Universities and halls of residence have a higher than normal risk of fire. With 80% of students admitting to regularly taking part in activities that risk fire in their accommodation*. One element of fire safety that often seems to be considered as more of a hindrance than help, are fire doors.
Fire doors are a vital part of fire safety, especially for places of multiple occupancy. They compartmentalise a room by trapping a fire for 30-60 minutes. This allows more time for the fire service to reach the fire and extinguish it before it spreads through the whole building. If the fire doors in university halls are wedged open, a fire will spread extremely quickly, putting lives at risk and causing damage to housing.
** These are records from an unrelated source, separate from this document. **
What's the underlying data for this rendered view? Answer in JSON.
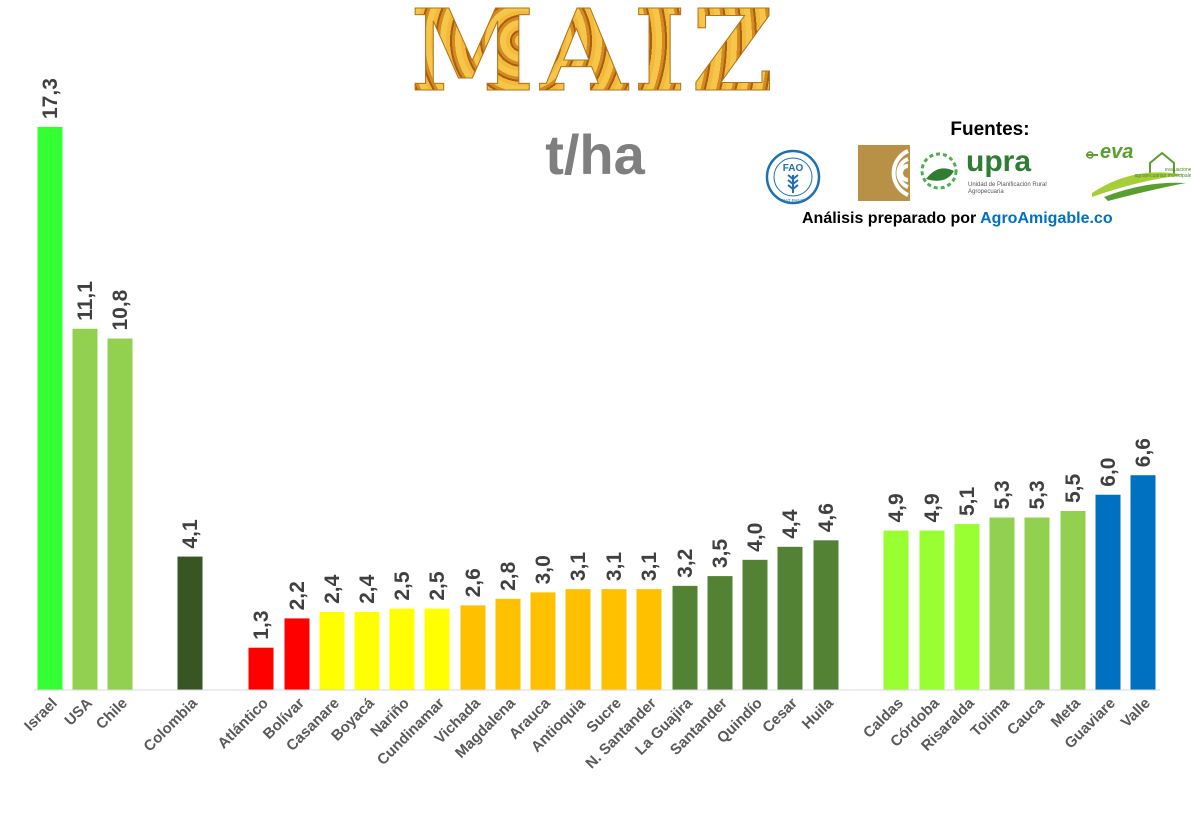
{
  "header": {
    "title": "MAIZ",
    "unit": "t/ha",
    "sources_title": "Fuentes:",
    "analysis_prefix": "Análisis preparado por ",
    "analysis_brand": "AgroAmigable.co"
  },
  "logos": {
    "fao": {
      "icon": "fao-logo-icon",
      "text": "FAO",
      "motto": "FIAT PANIS"
    },
    "upra": {
      "icon": "upra-logo-icon",
      "word": "upra",
      "subtitle": "Unidad de Planificación Rural Agropecuaria"
    },
    "eva": {
      "icon": "eva-logo-icon",
      "word": "eva",
      "subtitle": "evaluaciones agropecuarias municipales"
    }
  },
  "colors": {
    "israel": "#33ff33",
    "light_green": "#92d050",
    "dark_green_colombia": "#375623",
    "red": "#ff0000",
    "yellow": "#ffff00",
    "orange": "#ffc000",
    "mid_green": "#548235",
    "lime": "#99ff33",
    "blue": "#0070c0",
    "value_text": "#404040",
    "category_text": "#595959",
    "unit_text": "#7f7f7f"
  },
  "chart_data": {
    "type": "bar",
    "title": "MAIZ",
    "ylabel": "t/ha",
    "ylim": [
      0,
      17.3
    ],
    "grid": false,
    "legend": "none",
    "categories": [
      "Israel",
      "USA",
      "Chile",
      "Colombia",
      "Atlántico",
      "Bolívar",
      "Casanare",
      "Boyacá",
      "Nariño",
      "Cundinamar",
      "Vichada",
      "Magdalena",
      "Arauca",
      "Antioquia",
      "Sucre",
      "N. Santander",
      "La Guajira",
      "Santander",
      "Quindío",
      "Cesar",
      "Huila",
      "Caldas",
      "Córdoba",
      "Risaralda",
      "Tolima",
      "Cauca",
      "Meta",
      "Guaviare",
      "Valle"
    ],
    "values": [
      17.3,
      11.1,
      10.8,
      4.1,
      1.3,
      2.2,
      2.4,
      2.4,
      2.5,
      2.5,
      2.6,
      2.8,
      3.0,
      3.1,
      3.1,
      3.1,
      3.2,
      3.5,
      4.0,
      4.4,
      4.6,
      4.9,
      4.9,
      5.1,
      5.3,
      5.3,
      5.5,
      6.0,
      6.6
    ],
    "value_labels": [
      "17,3",
      "11,1",
      "10,8",
      "4,1",
      "1,3",
      "2,2",
      "2,4",
      "2,4",
      "2,5",
      "2,5",
      "2,6",
      "2,8",
      "3,0",
      "3,1",
      "3,1",
      "3,1",
      "3,2",
      "3,5",
      "4,0",
      "4,4",
      "4,6",
      "4,9",
      "4,9",
      "5,1",
      "5,3",
      "5,3",
      "5,5",
      "6,0",
      "6,6"
    ],
    "bar_colors": [
      "#33ff33",
      "#92d050",
      "#92d050",
      "#375623",
      "#ff0000",
      "#ff0000",
      "#ffff00",
      "#ffff00",
      "#ffff00",
      "#ffff00",
      "#ffc000",
      "#ffc000",
      "#ffc000",
      "#ffc000",
      "#ffc000",
      "#ffc000",
      "#548235",
      "#548235",
      "#548235",
      "#548235",
      "#548235",
      "#99ff33",
      "#99ff33",
      "#99ff33",
      "#92d050",
      "#92d050",
      "#92d050",
      "#0070c0",
      "#0070c0"
    ]
  }
}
So why do students wedge open fire doors?
Social reasons- Students have left home for the first time and will want to meet as many people as possible, especially the ones in their living area. An ‘open door policy’ may be applied so that they seem more welcoming to new friends. If every door in their flat is going to close automatically, the students will wedge them open.
Practical purposes- Especially on moving in day, students will want ease of access to their room in order to move everything in. Some fire officers will allow a temporary wedging to help with this. However, students may feel this to be more convenient than their door being closed, so are likely to continue using a wedge.
To reduce noise- There is a lot of human traffic going through university halls, meaning that the fire doors will be closing regularly. Fire doors are very heavy and some door closers cause them to slam shut. Consequently, leading to students wedging them open to minimise noise.
To improve access- Heavy fire doors with automatic door closers can be problematic for people with mobility issues. This may lead to doors being wedged open for ease of access around their flat.
May be unaware- Students have been living in a home environment where fire safety may not be a concern and fire doors may not have been around. Because of this students might not realise the important role that fire doors have.
Influence of alcohol- Throughout university, and especially freshers week, there will be many parties and nights out- usually with drinking involved. This can be where risky behaviour is increased. For example, 50% of students admit to cooking whilst under the influence*, also known as ‘drunk frying’. Along with this comes drying clothes on electric heaters and smoking inside.
On top of this, students may also take batteries from fire alarms, and disable door closers by damaging them.
In October 2015, a fire spread through university accommodation in Bristol. The fire was started by an unattended pan of oil left on a stove and it got so severe that all students in the building had to be evacuated. After the fire had been controlled, the building had been deemed unsafe to live, meaning over 100 students were rehomed. No students were harmed from this incident because all the fire alarms went off and everyone evacuated.
The video also shows the massive role that fire doors play. You can see that the fire door on one side is completely damaged by the fire and one side is still mostly intact. This is a demonstration of how fire doors compartmentalise a building and help trap a fire to reduce or slow spread.
A students priorities are not always in line with fire safety strategies. Students feel in their daily lives that they need to use wedges under their doors because they have no other option. However, there are safer ways to hold open doors. Hold-open devices and free swing door closers can be applied in order to improve access and ventilation, whilst complying with regulations and keeping the building fire safe.